In “merely” accepting Trillanes’ counterevidence, Soriano upheld the rule of law, not the law of the ruler.

But part of the disruption caused by the government’s arrest-Trillanes-at-all-costs cases was their assault on basic logic.

The court called out the worst of the administration’s attacks on common sense.

“The fact that no records of the application exists in the files of the Secretariat and/or the Ad Hoc Committee or the other offices of the DND does not of itself mean that no application was filed.

“The prosecution witness, who certified on the unavailability of Trillanes’ amnesty application records, testified that she did not intend to state thereby that Trillanes did not file an amnesty application.”

This has long been clear to many a layman; it is bracing to hear such basic logic asserted, amplified, in a crucial court ruling.

In the decision’s “postscript,” Soriano drew the implications of his adherence to the rule of law (holding for Trillanes’ “unrebutted evidence”) and to simple logic: He gently but firmly criticized the administration’s attack on the stability of certain legal principles on which the very possibility of governance rests.

The records show, he says, “that this case has long been dismissed as per the Court’s Order dated Sept. 21, 2011, by virtue of Proclamation No. 75… The dismissal, it appears, has become final and executory.”

And then the necessary implication (and timely reminder): “Well established is the doctrine that a final and executory judgment shall be immutable. The Court, in fact, loses jurisdiction over the case when its decision has become final and executory.”
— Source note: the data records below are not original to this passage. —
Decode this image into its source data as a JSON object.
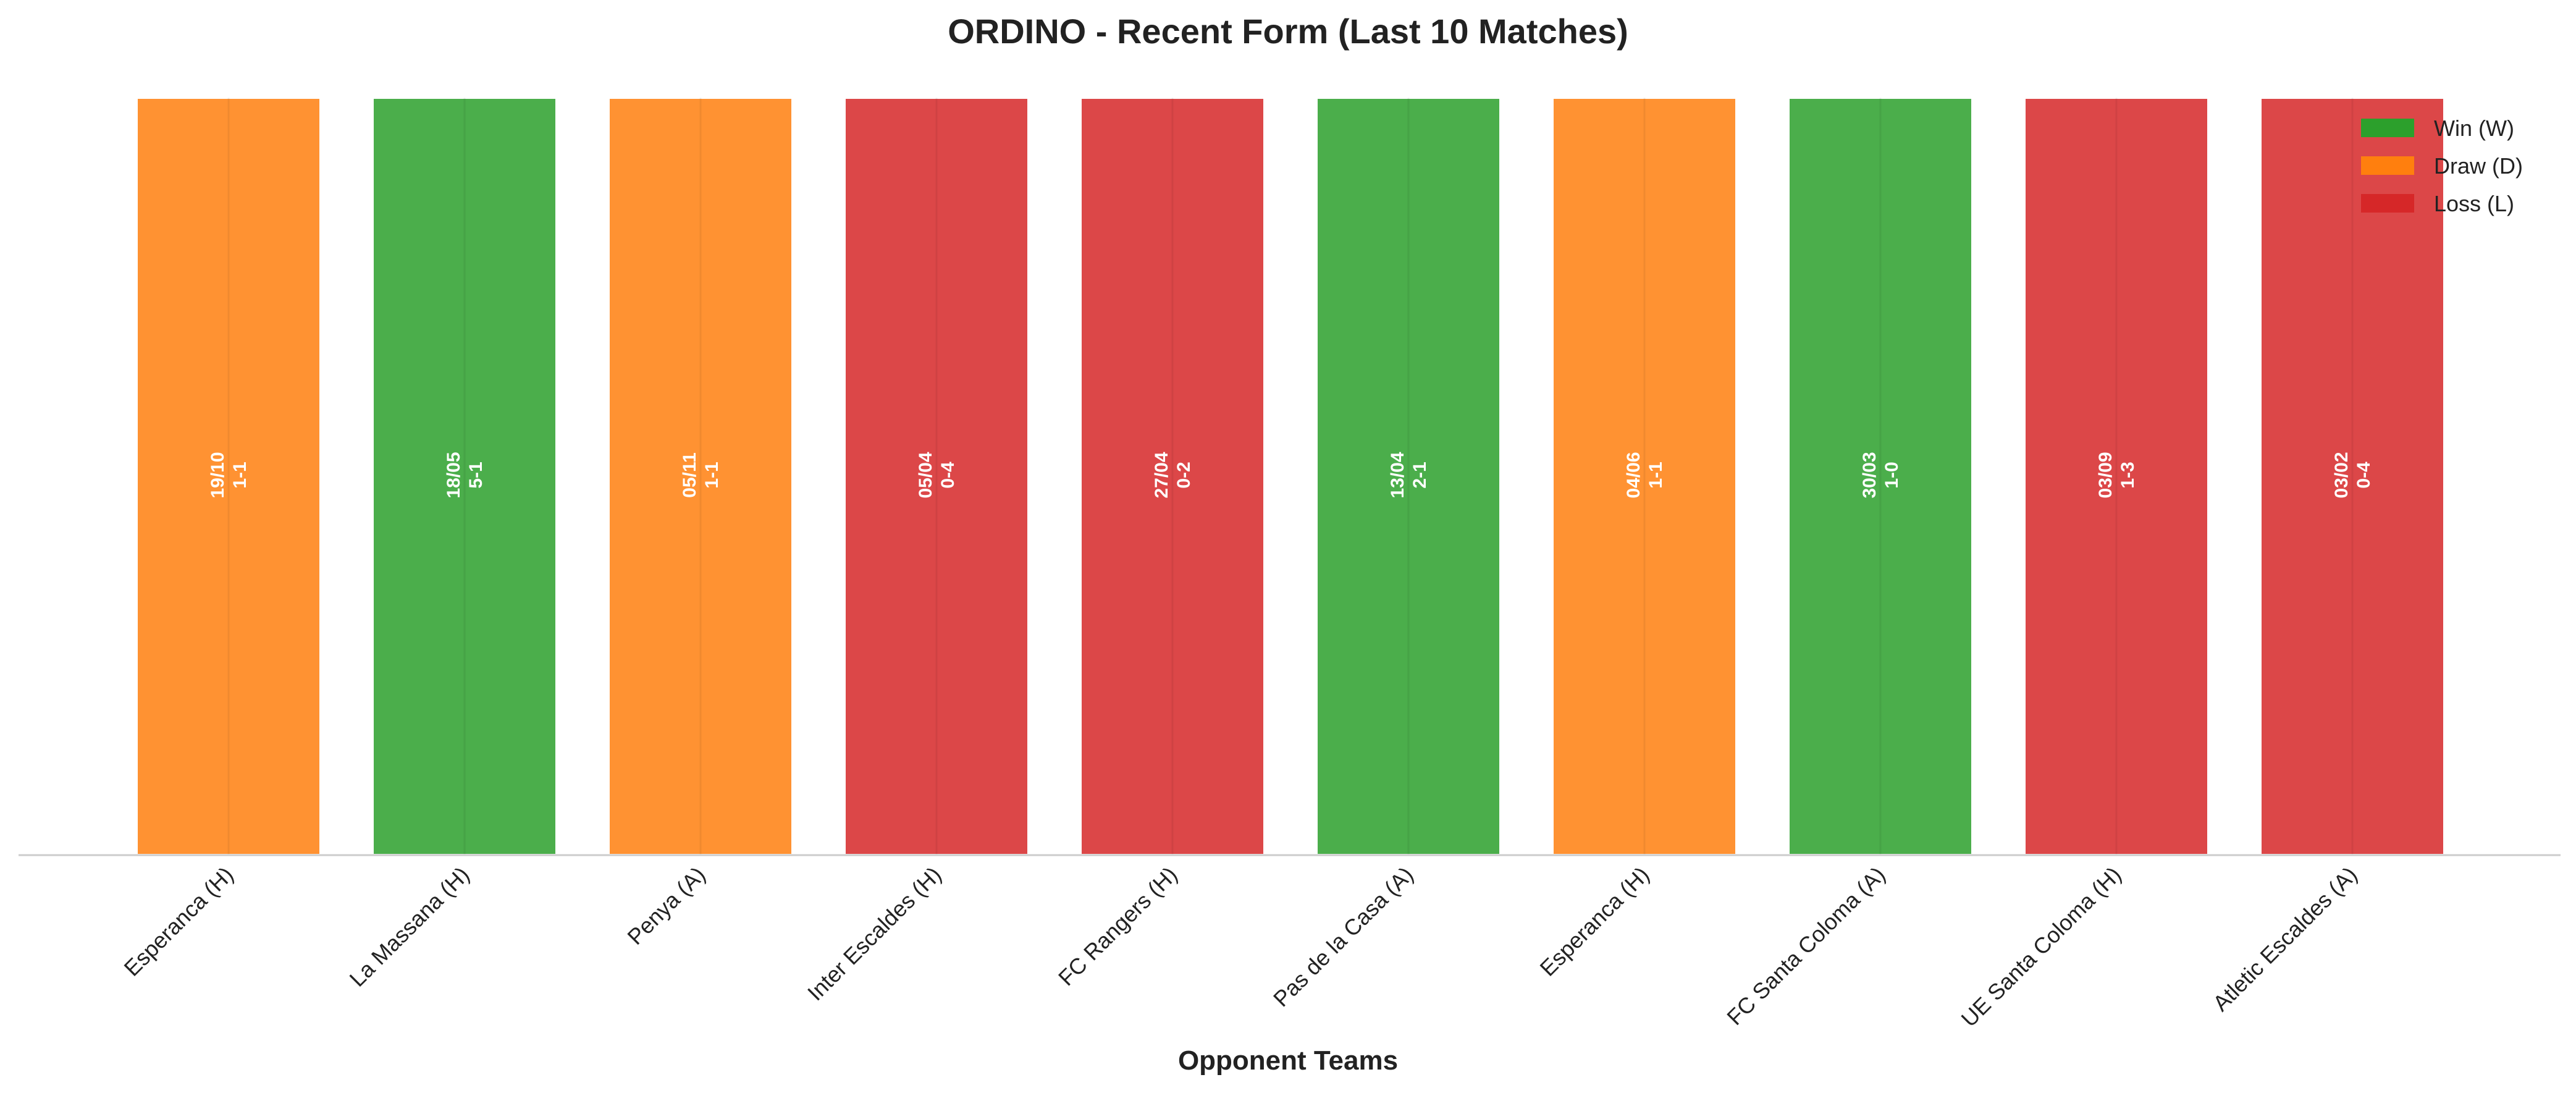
{
  "chart_data": {
    "type": "bar",
    "title": "ORDINO - Recent Form (Last 10 Matches)",
    "xlabel": "Opponent Teams",
    "ylabel": "",
    "grid": false,
    "legend_placement": "top-right",
    "categories": [
      "Esperanca (H)",
      "La Massana (H)",
      "Penya (A)",
      "Inter Escaldes (H)",
      "FC Rangers (H)",
      "Pas de la Casa (A)",
      "Esperanca (H)",
      "FC Santa Coloma (A)",
      "UE Santa Coloma (H)",
      "Atletic Escaldes (A)"
    ],
    "values": [
      1,
      1,
      1,
      1,
      1,
      1,
      1,
      1,
      1,
      1
    ],
    "ylim": [
      0,
      1
    ],
    "results": [
      "D",
      "W",
      "D",
      "L",
      "L",
      "W",
      "D",
      "W",
      "L",
      "L"
    ],
    "dates": [
      "19/10",
      "18/05",
      "05/11",
      "05/04",
      "27/04",
      "13/04",
      "04/06",
      "30/03",
      "03/09",
      "03/02"
    ],
    "scores": [
      "1-1",
      "5-1",
      "1-1",
      "0-4",
      "0-2",
      "2-1",
      "1-1",
      "1-0",
      "1-3",
      "0-4"
    ],
    "legend": [
      {
        "key": "W",
        "label": "Win (W)",
        "color": "#2ca02c"
      },
      {
        "key": "D",
        "label": "Draw (D)",
        "color": "#ff7f0e"
      },
      {
        "key": "L",
        "label": "Loss (L)",
        "color": "#d62728"
      }
    ]
  }
}
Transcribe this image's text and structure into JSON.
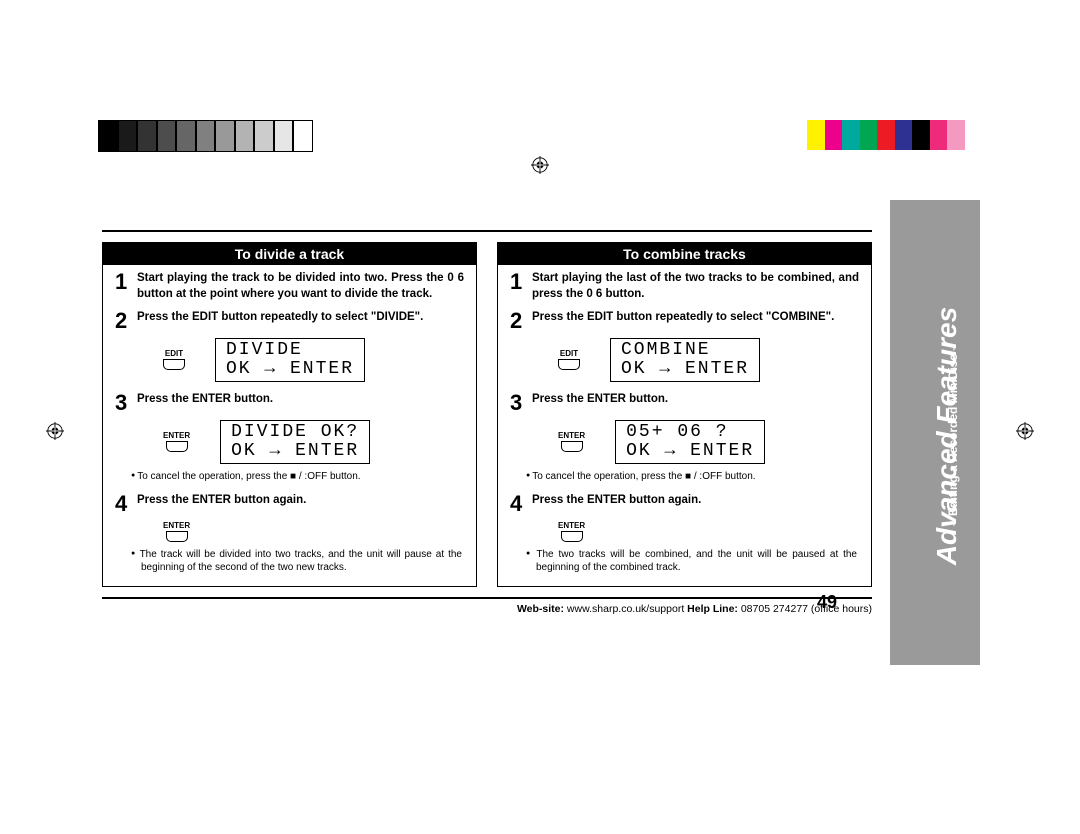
{
  "color_bar": [
    "#000000",
    "#1a1a1a",
    "#333333",
    "#4d4d4d",
    "#666666",
    "#808080",
    "#999999",
    "#b3b3b3",
    "#cccccc",
    "#ffffff",
    "#ffffff",
    "#ffffff",
    "#ffffff",
    "#ffffff",
    "#ffffff",
    "#ffffff",
    "#ffffff",
    "#ffffff",
    "#ffffff",
    "#ffffff",
    "#ffffff",
    "#ffffff",
    "#ffffff",
    "#ffffff",
    "#ffffff",
    "#ffffff",
    "#ffffff",
    "#ffffff",
    "#ffffff",
    "#ffffff",
    "#ffffff",
    "#ffffff",
    "#ffffff",
    "#f4ec00",
    "#d93a8e",
    "#00a6a0",
    "#009639",
    "#ed1c24",
    "#0033a0",
    "#000000",
    "#e31c79",
    "#f7a8c4",
    "#ffffff"
  ],
  "color_bar_visible": [
    "#000000",
    "#1a1a1a",
    "#333333",
    "#4d4d4d",
    "#666666",
    "#808080",
    "#999999",
    "#b3b3b3",
    "#cccccc",
    "#e6e6e6",
    "#ffffff"
  ],
  "color_bar_right": [
    "#fff200",
    "#ec008c",
    "#00a99d",
    "#00a651",
    "#ed1c24",
    "#2e3192",
    "#000000",
    "#ee2a7b",
    "#f49ac1",
    "#ffffff"
  ],
  "sidebar": {
    "title": "Advanced Features",
    "subtitle": "– Editing a Recorded MiniDisc –",
    "bg": "#9a9a9a",
    "fg": "#ffffff"
  },
  "page_number": "49",
  "left": {
    "heading": "To divide a track",
    "steps": [
      "Start playing the track to be divided into two. Press the 0 6 button at the point where you want to divide the track.",
      "Press the EDIT button repeatedly to select \"DIVIDE\".",
      "Press the ENTER button.",
      "Press the ENTER button again."
    ],
    "lcd1_l1": "DIVIDE",
    "lcd1_l2": "OK → ENTER",
    "lcd2_l1": "DIVIDE OK?",
    "lcd2_l2": "OK → ENTER",
    "btn1": "EDIT",
    "btn2": "ENTER",
    "btn3": "ENTER",
    "note1": "To cancel the operation, press the ■ /  :OFF button.",
    "note2": "The track will be divided into two tracks, and the unit will pause at the beginning of the second of the two new tracks."
  },
  "right": {
    "heading": "To combine tracks",
    "steps": [
      "Start playing the last of the two tracks to be combined, and press the 0 6 button.",
      "Press the EDIT button repeatedly to select \"COMBINE\".",
      "Press the ENTER button.",
      "Press the ENTER button again."
    ],
    "lcd1_l1": "COMBINE",
    "lcd1_l2": "OK → ENTER",
    "lcd2_l1": "05+ 06 ?",
    "lcd2_l2": "OK → ENTER",
    "btn1": "EDIT",
    "btn2": "ENTER",
    "btn3": "ENTER",
    "note1": "To cancel the operation, press the ■ /  :OFF button.",
    "note2": "The two tracks will be combined, and the unit will be paused at the beginning of the combined track."
  },
  "footer": {
    "web_label": "Web-site:",
    "web_value": " www.sharp.co.uk/support   ",
    "help_label": "Help Line:",
    "help_value": " 08705 274277 (office hours)"
  }
}
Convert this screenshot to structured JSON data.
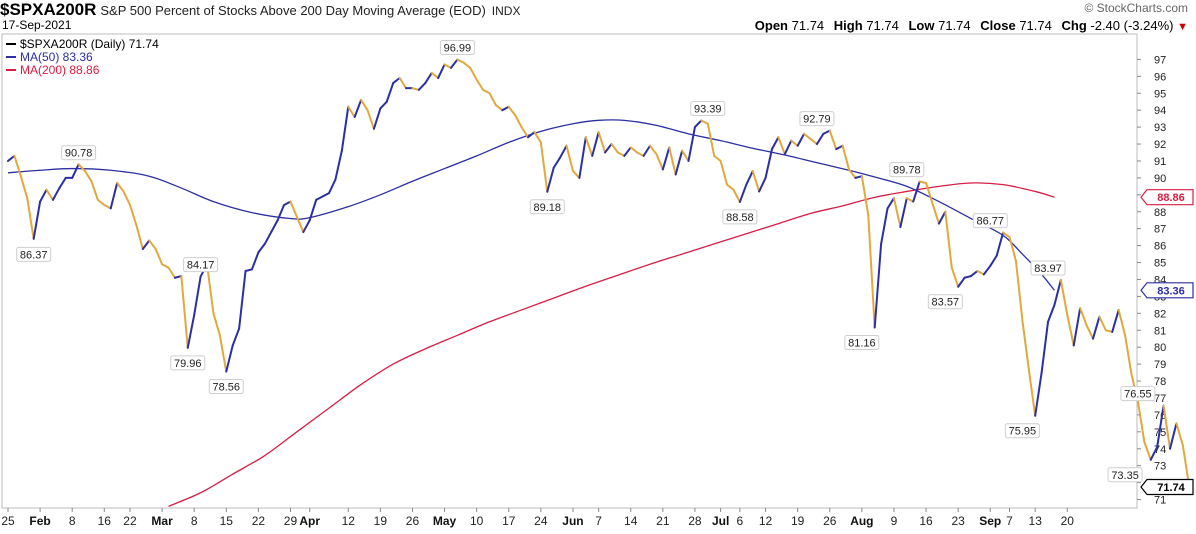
{
  "header": {
    "symbol": "$SPXA200R",
    "description": "S&P 500 Percent of Stocks Above 200 Day Moving Average (EOD)",
    "exchange": "INDX",
    "date": "17-Sep-2021",
    "brand": "© StockCharts.com",
    "open_label": "Open",
    "open": "71.74",
    "high_label": "High",
    "high": "71.74",
    "low_label": "Low",
    "low": "71.74",
    "close_label": "Close",
    "close": "71.74",
    "chg_label": "Chg",
    "chg": "-2.40 (-3.24%)",
    "chg_marker": "▼"
  },
  "legend": [
    {
      "text": "$SPXA200R (Daily) 71.74",
      "color": "#000000"
    },
    {
      "text": "MA(50) 83.36",
      "color": "#2b2fa3"
    },
    {
      "text": "MA(200) 88.86",
      "color": "#d81e45"
    }
  ],
  "right_tags": [
    {
      "text": "88.86",
      "value": 88.86,
      "color": "#d81e45"
    },
    {
      "text": "83.36",
      "value": 83.36,
      "color": "#2b2fa3"
    },
    {
      "text": "71.74",
      "value": 71.74,
      "color": "#000000"
    }
  ],
  "chart_data": {
    "type": "line",
    "ylim": [
      70.5,
      98.5
    ],
    "y_ticks": [
      71,
      72,
      73,
      74,
      75,
      76,
      77,
      78,
      79,
      80,
      81,
      82,
      83,
      84,
      85,
      86,
      87,
      88,
      89,
      90,
      91,
      92,
      93,
      94,
      95,
      96,
      97
    ],
    "x_ticks": [
      {
        "label": "25",
        "i": 0,
        "bold": false
      },
      {
        "label": "Feb",
        "i": 5,
        "bold": true
      },
      {
        "label": "8",
        "i": 10,
        "bold": false
      },
      {
        "label": "16",
        "i": 15,
        "bold": false
      },
      {
        "label": "22",
        "i": 19,
        "bold": false
      },
      {
        "label": "Mar",
        "i": 24,
        "bold": true
      },
      {
        "label": "8",
        "i": 29,
        "bold": false
      },
      {
        "label": "15",
        "i": 34,
        "bold": false
      },
      {
        "label": "22",
        "i": 39,
        "bold": false
      },
      {
        "label": "29",
        "i": 44,
        "bold": false
      },
      {
        "label": "Apr",
        "i": 47,
        "bold": true
      },
      {
        "label": "12",
        "i": 53,
        "bold": false
      },
      {
        "label": "19",
        "i": 58,
        "bold": false
      },
      {
        "label": "26",
        "i": 63,
        "bold": false
      },
      {
        "label": "May",
        "i": 68,
        "bold": true
      },
      {
        "label": "10",
        "i": 73,
        "bold": false
      },
      {
        "label": "17",
        "i": 78,
        "bold": false
      },
      {
        "label": "24",
        "i": 83,
        "bold": false
      },
      {
        "label": "Jun",
        "i": 88,
        "bold": true
      },
      {
        "label": "7",
        "i": 92,
        "bold": false
      },
      {
        "label": "14",
        "i": 97,
        "bold": false
      },
      {
        "label": "21",
        "i": 102,
        "bold": false
      },
      {
        "label": "28",
        "i": 107,
        "bold": false
      },
      {
        "label": "Jul",
        "i": 111,
        "bold": true
      },
      {
        "label": "6",
        "i": 114,
        "bold": false
      },
      {
        "label": "12",
        "i": 118,
        "bold": false
      },
      {
        "label": "19",
        "i": 123,
        "bold": false
      },
      {
        "label": "26",
        "i": 128,
        "bold": false
      },
      {
        "label": "Aug",
        "i": 133,
        "bold": true
      },
      {
        "label": "9",
        "i": 138,
        "bold": false
      },
      {
        "label": "16",
        "i": 143,
        "bold": false
      },
      {
        "label": "23",
        "i": 148,
        "bold": false
      },
      {
        "label": "Sep",
        "i": 153,
        "bold": true
      },
      {
        "label": "7",
        "i": 156,
        "bold": false
      },
      {
        "label": "13",
        "i": 160,
        "bold": false
      },
      {
        "label": "20",
        "i": 165,
        "bold": false
      }
    ],
    "series": [
      {
        "name": "$SPXA200R (Daily)",
        "up_color": "#2b2fa3",
        "down_color": "#e0a93e",
        "values": [
          91.0,
          91.3,
          90.1,
          88.8,
          86.4,
          88.6,
          89.3,
          88.7,
          89.4,
          90.0,
          90.0,
          90.8,
          90.4,
          89.8,
          88.7,
          88.4,
          88.2,
          89.7,
          89.2,
          88.4,
          87.2,
          85.8,
          86.3,
          85.8,
          84.9,
          84.7,
          84.1,
          84.2,
          79.96,
          81.9,
          84.17,
          84.9,
          82.0,
          80.7,
          78.56,
          80.1,
          81.1,
          84.5,
          84.6,
          85.6,
          86.1,
          86.8,
          87.5,
          88.4,
          88.6,
          87.7,
          86.8,
          87.5,
          88.7,
          88.9,
          89.1,
          89.9,
          91.6,
          94.2,
          93.6,
          94.6,
          94.0,
          92.9,
          94.1,
          94.5,
          95.6,
          95.9,
          95.3,
          95.3,
          95.2,
          95.6,
          96.2,
          95.9,
          96.7,
          96.5,
          96.99,
          96.8,
          96.5,
          95.8,
          95.2,
          95.0,
          94.3,
          94.0,
          94.2,
          93.7,
          93.0,
          92.4,
          92.7,
          92.1,
          89.18,
          90.6,
          91.2,
          91.9,
          90.4,
          90.0,
          92.4,
          91.3,
          92.7,
          91.5,
          92.0,
          91.5,
          91.3,
          91.8,
          91.5,
          91.3,
          91.9,
          91.4,
          90.5,
          91.8,
          90.2,
          91.6,
          91.0,
          93.0,
          93.39,
          93.2,
          91.3,
          91.0,
          89.6,
          89.3,
          88.58,
          89.6,
          90.4,
          89.2,
          90.0,
          91.7,
          92.4,
          91.4,
          92.2,
          91.9,
          92.6,
          92.3,
          92.0,
          92.6,
          92.79,
          91.7,
          91.9,
          90.5,
          90.0,
          90.1,
          87.8,
          81.16,
          86.1,
          88.2,
          88.8,
          87.1,
          88.8,
          88.6,
          89.78,
          89.7,
          88.5,
          87.3,
          88.0,
          84.7,
          83.57,
          84.1,
          84.2,
          84.5,
          84.3,
          84.8,
          85.4,
          86.77,
          86.5,
          85.1,
          81.6,
          78.7,
          75.95,
          78.5,
          81.5,
          82.5,
          83.97,
          81.9,
          80.1,
          82.3,
          81.3,
          80.5,
          81.8,
          81.0,
          80.9,
          82.2,
          80.7,
          78.4,
          76.8,
          74.4,
          73.35,
          74.1,
          76.55,
          74.0,
          75.5,
          74.2,
          71.74
        ]
      },
      {
        "name": "MA(50)",
        "color": "#2b2fa3",
        "anchors": [
          [
            0,
            90.3
          ],
          [
            5,
            90.45
          ],
          [
            10,
            90.55
          ],
          [
            16,
            90.45
          ],
          [
            22,
            90.1
          ],
          [
            27,
            89.4
          ],
          [
            32,
            88.6
          ],
          [
            38,
            87.95
          ],
          [
            44,
            87.6
          ],
          [
            47,
            87.65
          ],
          [
            53,
            88.3
          ],
          [
            58,
            89.0
          ],
          [
            63,
            89.8
          ],
          [
            68,
            90.55
          ],
          [
            73,
            91.3
          ],
          [
            78,
            92.1
          ],
          [
            83,
            92.75
          ],
          [
            88,
            93.2
          ],
          [
            92,
            93.4
          ],
          [
            96,
            93.4
          ],
          [
            101,
            93.1
          ],
          [
            106,
            92.6
          ],
          [
            111,
            92.2
          ],
          [
            116,
            91.75
          ],
          [
            121,
            91.35
          ],
          [
            126,
            90.9
          ],
          [
            131,
            90.45
          ],
          [
            135,
            90.05
          ],
          [
            140,
            89.5
          ],
          [
            145,
            88.6
          ],
          [
            150,
            87.6
          ],
          [
            155,
            86.6
          ],
          [
            158,
            85.5
          ],
          [
            161,
            84.3
          ],
          [
            163,
            83.36
          ]
        ]
      },
      {
        "name": "MA(200)",
        "color": "#d81e45",
        "anchors": [
          [
            25,
            70.6
          ],
          [
            30,
            71.4
          ],
          [
            35,
            72.5
          ],
          [
            40,
            73.6
          ],
          [
            45,
            75.0
          ],
          [
            50,
            76.4
          ],
          [
            55,
            77.8
          ],
          [
            60,
            79.0
          ],
          [
            65,
            79.9
          ],
          [
            70,
            80.7
          ],
          [
            75,
            81.5
          ],
          [
            80,
            82.2
          ],
          [
            85,
            82.9
          ],
          [
            90,
            83.6
          ],
          [
            95,
            84.25
          ],
          [
            100,
            84.9
          ],
          [
            105,
            85.5
          ],
          [
            110,
            86.1
          ],
          [
            115,
            86.7
          ],
          [
            120,
            87.3
          ],
          [
            125,
            87.9
          ],
          [
            130,
            88.35
          ],
          [
            135,
            88.85
          ],
          [
            140,
            89.2
          ],
          [
            145,
            89.5
          ],
          [
            150,
            89.7
          ],
          [
            155,
            89.6
          ],
          [
            160,
            89.2
          ],
          [
            163,
            88.86
          ]
        ]
      }
    ],
    "annotations": [
      {
        "text": "86.37",
        "i": 4,
        "value": 86.37,
        "pos": "below"
      },
      {
        "text": "90.78",
        "i": 11,
        "value": 90.78,
        "pos": "above"
      },
      {
        "text": "84.17",
        "i": 30,
        "value": 84.17,
        "pos": "above"
      },
      {
        "text": "79.96",
        "i": 28,
        "value": 79.96,
        "pos": "below"
      },
      {
        "text": "78.56",
        "i": 34,
        "value": 78.56,
        "pos": "below"
      },
      {
        "text": "96.99",
        "i": 70,
        "value": 96.99,
        "pos": "above"
      },
      {
        "text": "89.18",
        "i": 84,
        "value": 89.18,
        "pos": "below"
      },
      {
        "text": "93.39",
        "i": 109,
        "value": 93.39,
        "pos": "above"
      },
      {
        "text": "88.58",
        "i": 114,
        "value": 88.58,
        "pos": "below"
      },
      {
        "text": "92.79",
        "i": 126,
        "value": 92.79,
        "pos": "above"
      },
      {
        "text": "81.16",
        "i": 133,
        "value": 81.16,
        "pos": "below"
      },
      {
        "text": "89.78",
        "i": 140,
        "value": 89.78,
        "pos": "above"
      },
      {
        "text": "83.57",
        "i": 146,
        "value": 83.57,
        "pos": "below"
      },
      {
        "text": "86.77",
        "i": 153,
        "value": 86.77,
        "pos": "above"
      },
      {
        "text": "75.95",
        "i": 158,
        "value": 75.95,
        "pos": "below"
      },
      {
        "text": "83.97",
        "i": 162,
        "value": 83.97,
        "pos": "above"
      },
      {
        "text": "76.55",
        "i": 176,
        "value": 76.55,
        "pos": "above"
      },
      {
        "text": "73.35",
        "i": 174,
        "value": 73.35,
        "pos": "below"
      }
    ]
  }
}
The democratic project is undermined when the rule of law and the laws of logic are attacked; but it is rendered naked and vulnerable to great risk when democratic institutions such as independent courts are trifled with.

Soriano spoke eloquently about the role of judicial independence.

“Meanwhile, the law is vibrant. Jurisprudence is its lifeblood.”

He meant it as a (typically) gracious acknowledgment that judicial doctrines can change. But instead, it read as a stirring affirmation of timeless principles — and also as their timely proof.